I can create a pointer to a String using pointer and if I have a pointer to a string what’s the way to “convert” it back? Basically create a String where the first char is pointed at by the pointer

s = "abc"
ptr = pointer(s)
# how do I convert the ptr back to a string? By pointing to it?

Update
Actually, I am looking for a way where xp and yp are the same, so as to conserve memory

x = "abc"
xp = pointer(x)
y = unsafe_string(xp)
yp = pointer(y)
yp == xp # false

#2
julia> s = "abc"
"abc"

julia> p = pointer(s)
Ptr{UInt8} @0x0000000121d16058

julia> unsafe_string(p)
"abc"

Perhaps also of interest:

julia> unsafe_load(p)
0x61

julia> unsafe_load(p+1)
0x62

julia> unsafe_load(p+2)
0x63

julia> unsafe_load(p+3)
0x00

#3

Yep. Just don’t forget to use Base.unsafe_string or import Base.unsafe_string.


#4

What version of Julia? In 0.6.1, unsafe_string doesn’t need to be imported.


#5

I am using 0.6.2.

Also

x = "abc"
xp = pointer(x)
y = unsafe_string(xp)
yp = pointer(y)
yp == xp # false

Actually I was looking for a way so that xp and yp are the same.


#6

unsafe_string makes a copy of the string, as you discovered. Why not just set yp equal to xp if you want two pointers to the same string?


#7

My use case is string grouping. I have a Strings array but many of them point to the same underlying location. So instead of grouping strings by underlying value (slow!), I group them by their pointer (fast!), but then I still want the underlying strings-value again in the final step of the algorithm.

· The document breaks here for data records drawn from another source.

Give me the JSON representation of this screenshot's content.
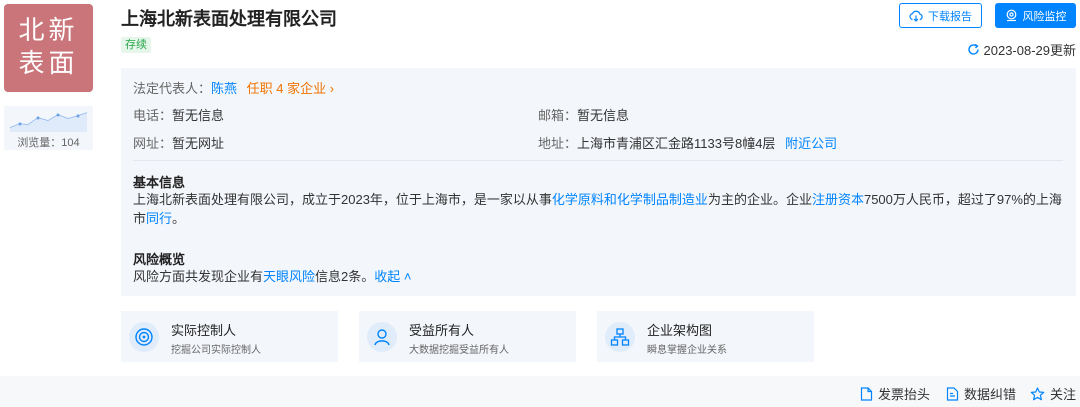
{
  "logo": {
    "line1": "北新",
    "line2": "表面"
  },
  "views": {
    "label": "浏览量：104"
  },
  "company": {
    "name": "上海北新表面处理有限公司",
    "status": "存续"
  },
  "buttons": {
    "download": "下载报告",
    "risk": "风险监控"
  },
  "updated": "2023-08-29更新",
  "info": {
    "legal_label": "法定代表人：",
    "legal_name": "陈燕",
    "legal_link": "任职 4 家企业",
    "phone_label": "电话：",
    "phone_value": "暂无信息",
    "email_label": "邮箱：",
    "email_value": "暂无信息",
    "website_label": "网址：",
    "website_value": "暂无网址",
    "address_label": "地址：",
    "address_value": "上海市青浦区汇金路1133号8幢4层",
    "nearby_link": "附近公司"
  },
  "basic": {
    "title": "基本信息",
    "text_a": "上海北新表面处理有限公司，成立于2023年，位于上海市，是一家以从事",
    "industry_link": "化学原料和化学制品制造业",
    "text_b": "为主的企业。企业",
    "capital_link": "注册资本",
    "text_c": "7500万人民币，超过了97%的上海市",
    "peer_link": "同行",
    "text_d": "。"
  },
  "risk": {
    "title": "风险概览",
    "text_a": "风险方面共发现企业有",
    "tianyan_link": "天眼风险",
    "text_b": "信息2条。",
    "collapse": "收起"
  },
  "cards": [
    {
      "title": "实际控制人",
      "sub": "挖掘公司实际控制人",
      "icon": "target-icon"
    },
    {
      "title": "受益所有人",
      "sub": "大数据挖掘受益所有人",
      "icon": "person-icon"
    },
    {
      "title": "企业架构图",
      "sub": "瞬息掌握企业关系",
      "icon": "org-chart-icon"
    }
  ],
  "footer": {
    "invoice": "发票抬头",
    "correction": "数据纠错",
    "follow": "关注"
  },
  "colors": {
    "accent": "#0084ff",
    "logo_bg": "#c9757a",
    "status_green": "#2aa74a",
    "link_orange": "#f07300"
  }
}
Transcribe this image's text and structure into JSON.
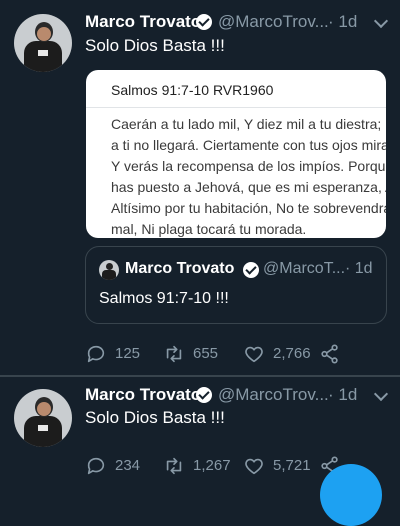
{
  "tweets": [
    {
      "author": "Marco Trovato",
      "handle": "@MarcoTrov...",
      "time": "· 1d",
      "text": "Solo Dios Basta !!!",
      "card": {
        "title": "Salmos 91:7-10 RVR1960",
        "lines": [
          "Caerán a tu lado mil, Y diez mil a tu diestra; M",
          "a ti no llegará. Ciertamente con tus ojos mira",
          "Y verás la recompensa de los impíos. Porque",
          "has puesto a Jehová, que es mi esperanza, A",
          "Altísimo por tu habitación, No te sobrevendra",
          "mal, Ni plaga tocará tu morada."
        ]
      },
      "quote": {
        "author": "Marco Trovato",
        "handle": "@MarcoT...",
        "time": "· 1d",
        "text": "Salmos 91:7-10 !!!"
      },
      "stats": {
        "replies": "125",
        "retweets": "655",
        "likes": "2,766"
      }
    },
    {
      "author": "Marco Trovato",
      "handle": "@MarcoTrov...",
      "time": "· 1d",
      "text": "Solo Dios Basta !!!",
      "stats": {
        "replies": "234",
        "retweets": "1,267",
        "likes": "5,721"
      }
    }
  ],
  "icons": {
    "reply": "reply-icon",
    "retweet": "retweet-icon",
    "like": "heart-icon",
    "share": "share-icon",
    "verified": "verified-badge-icon",
    "more": "chevron-down-icon"
  },
  "colors": {
    "background": "#15202b",
    "secondary_text": "#8899a6",
    "divider": "#38444d",
    "accent": "#1da1f2"
  }
}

Anyway, I can just unsafe_string once for each groups I guess.


#8

Not sure if you want do this in production code :stuck_out_tongue: :

julia> unsafe_pointer_to_objref(xp-8) === x
true

#9

You generally don’t want to take pointers to strings like this. The main reason you’d want a pointer to a string is interacting with C for which you’ll want to use the Cstring type in the ccall signature, which checks that you don’t have embedded nulls and ensures that your string data is null terminated. See

https://docs.julialang.org/en/stable/manual/calling-c-and-fortran-code/

Edit: if you just want a pointer and a length, then you’ll want to use Ptr{UInt8} for the pointer field and Csize_t for the length (according to the C API, of course).


#10

What about interning the strings? There is a package now that does just that.


#11

Yeah, I will at some point make an optimisation for that which is basically pointer based sorting/grouping (btw which at this stage is 40% faster than R’s string radixsort already).